Dopo l’attacco missilistico alla base aerea siriana, Trump dovrebbe forse cambiare il suo slogan da “America first” a “America always the same”, America sempre la stessa. Ci si poteva illudere che le differenze tra Trump e Obama non si limitassero al linguaggio, rozzo quello del primo, da establishment quello del secondo, ma potessero portare a un raffreddamento dei rapporti internazionali, pericolosamente tesi. 



L’attacco missilistico contro la Siria di Assad dimostra che anche il tycoon soggiace all’ideologica pretesa di governare il mondo tipica di certa cultura americana, non rinunciando neppure alla facciata di moralismo ipocrita. E’ risibile l’immagine di un Trump sconvolto e commosso alla vista dei bambini siriani morti, tanto da non poter resistere e dover sferrare l’attacco riparatore. Perché Trump non si commuove anche di fronte ai bambini yemeniti fatti a pezzi dagli aerei sauditi e non va a bombardare Riyadh? Forse perché le bombe a grappolo, anch’esse proibite dalle convenzioni internazionali, sono fornite dagli States?

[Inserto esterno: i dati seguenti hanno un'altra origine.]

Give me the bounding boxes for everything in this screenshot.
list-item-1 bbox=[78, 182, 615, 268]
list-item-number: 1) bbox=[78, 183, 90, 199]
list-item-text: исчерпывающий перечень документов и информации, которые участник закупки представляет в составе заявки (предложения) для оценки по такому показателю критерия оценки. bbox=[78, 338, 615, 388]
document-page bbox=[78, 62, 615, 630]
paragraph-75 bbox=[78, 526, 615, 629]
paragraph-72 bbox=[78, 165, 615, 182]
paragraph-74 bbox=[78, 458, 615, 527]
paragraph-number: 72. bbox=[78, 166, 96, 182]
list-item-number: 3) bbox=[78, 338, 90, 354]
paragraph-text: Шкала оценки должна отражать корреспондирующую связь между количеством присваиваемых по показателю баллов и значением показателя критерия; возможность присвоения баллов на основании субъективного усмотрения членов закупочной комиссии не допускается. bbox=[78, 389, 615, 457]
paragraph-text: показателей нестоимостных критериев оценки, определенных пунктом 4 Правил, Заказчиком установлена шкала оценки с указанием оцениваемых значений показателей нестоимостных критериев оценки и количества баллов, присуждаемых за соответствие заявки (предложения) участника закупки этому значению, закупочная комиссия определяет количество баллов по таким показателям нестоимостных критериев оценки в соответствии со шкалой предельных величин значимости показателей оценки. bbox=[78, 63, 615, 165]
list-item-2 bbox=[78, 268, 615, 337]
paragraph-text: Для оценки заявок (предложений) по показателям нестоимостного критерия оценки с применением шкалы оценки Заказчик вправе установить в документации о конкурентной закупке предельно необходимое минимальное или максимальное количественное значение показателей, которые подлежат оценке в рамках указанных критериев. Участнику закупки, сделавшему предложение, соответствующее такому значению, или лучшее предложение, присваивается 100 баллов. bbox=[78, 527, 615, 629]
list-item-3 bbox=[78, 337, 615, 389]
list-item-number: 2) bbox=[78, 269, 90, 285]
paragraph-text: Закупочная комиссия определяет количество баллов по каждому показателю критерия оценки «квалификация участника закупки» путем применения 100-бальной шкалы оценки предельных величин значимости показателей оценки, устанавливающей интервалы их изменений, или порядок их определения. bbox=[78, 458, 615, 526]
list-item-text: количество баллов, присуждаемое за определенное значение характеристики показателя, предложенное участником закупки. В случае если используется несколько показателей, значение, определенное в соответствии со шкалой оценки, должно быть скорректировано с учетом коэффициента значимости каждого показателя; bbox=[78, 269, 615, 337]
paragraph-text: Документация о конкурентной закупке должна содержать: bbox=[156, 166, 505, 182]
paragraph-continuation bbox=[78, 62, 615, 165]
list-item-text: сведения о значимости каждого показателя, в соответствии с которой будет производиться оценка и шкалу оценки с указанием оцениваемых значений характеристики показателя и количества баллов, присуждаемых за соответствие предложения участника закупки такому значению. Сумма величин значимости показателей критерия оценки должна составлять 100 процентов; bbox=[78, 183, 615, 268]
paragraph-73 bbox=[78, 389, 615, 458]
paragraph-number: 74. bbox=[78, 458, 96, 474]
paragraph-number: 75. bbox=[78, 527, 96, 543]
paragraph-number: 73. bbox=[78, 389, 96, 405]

E che dire dell’ipocrisia di Bruxelles e di vari governi europei, che si sono subito allineati alla versione statunitense? Eppure, come scritto in molti articoli anche sul sussidiario, non vi è nessuna prova certa su chi abbia realmente utilizzato armi chimiche, il regime di Damasco o qualche formazione ribelle. Lo stesso scenario del 2013, che portò la maggior parte delle inchieste, peraltro, ad accusare formazioni ribelli. 

A quanto pare, il governo russo aveva chiesto la formazione di una commissione internazionale di inchiesta, proposta che è stata lasciata cadere per passare alle vie di fatto. Nessuno pensa che Assad sia così “buono” da non voler usare armi chimiche, ma attuare rappresaglie senza prove certe è segno o di estrema arroganza o di difficoltà.



Trump sembra aver unito entrambe le possibilità. Sotto il profilo della politica estera, l’attacco missilistico contro Assad sembra decisamente incoerente: aggrava la già tragica situazione in Siria, aiutando di fatto i jihadisti, alza inutilmente il livello di scontro con l’Iran, dà manforte a Erdogan e alla sua ascesa autoritaria, irrita la Cina, anche perché l’attacco è avvenuto all’inizio della visita di Xi Jinping in Usa, riporta a un livello molto teso i rapporti con la Russia. Perché allora?

Il motivo va probabilmente ricercato in ragioni di politica interna, dove Trump si trova attualmente in difficoltà, con il fallimento della sua controriforma sanitaria, le incertezze sulla sua politica economica e le difficoltà ricorrenti nella composizione del suo staff. E’ significativo che, accanto all’improbabile “commozione” già citata, Trump abbia fornito come giustificazione all’attacco che lui, a differenza di Obama, quando fissa delle “red lines” poi le fa rispettare.

Insomma, il “duro” Donald verso il “mollaccione” Barack, una rappresentazione che può forse sortire qualche effetto sull’elettorato americano, ma che difficilmente spaventerà Putin o Jinping, e probabilmente neppure al Baghdadi che, anzi, starà ringraziando per il colpo inferto al nemico Assad. A ulteriore conferma viene quanto messo in rilievo da diverse testate americane e inglesi, cioè l’invito fatto da Hillary Clinton, poche ore prima della decisione di Trump, ad attaccare le basi aeree di Damasco, cosa che si è rammaricata non sia stata fatta dalla precedente amministrazione. Nessuno, credo, si sia raffigurato Trump come una colomba, ma lascia tuttavia perplessi questo suo pericoloso identificarsi con il falco Hillary.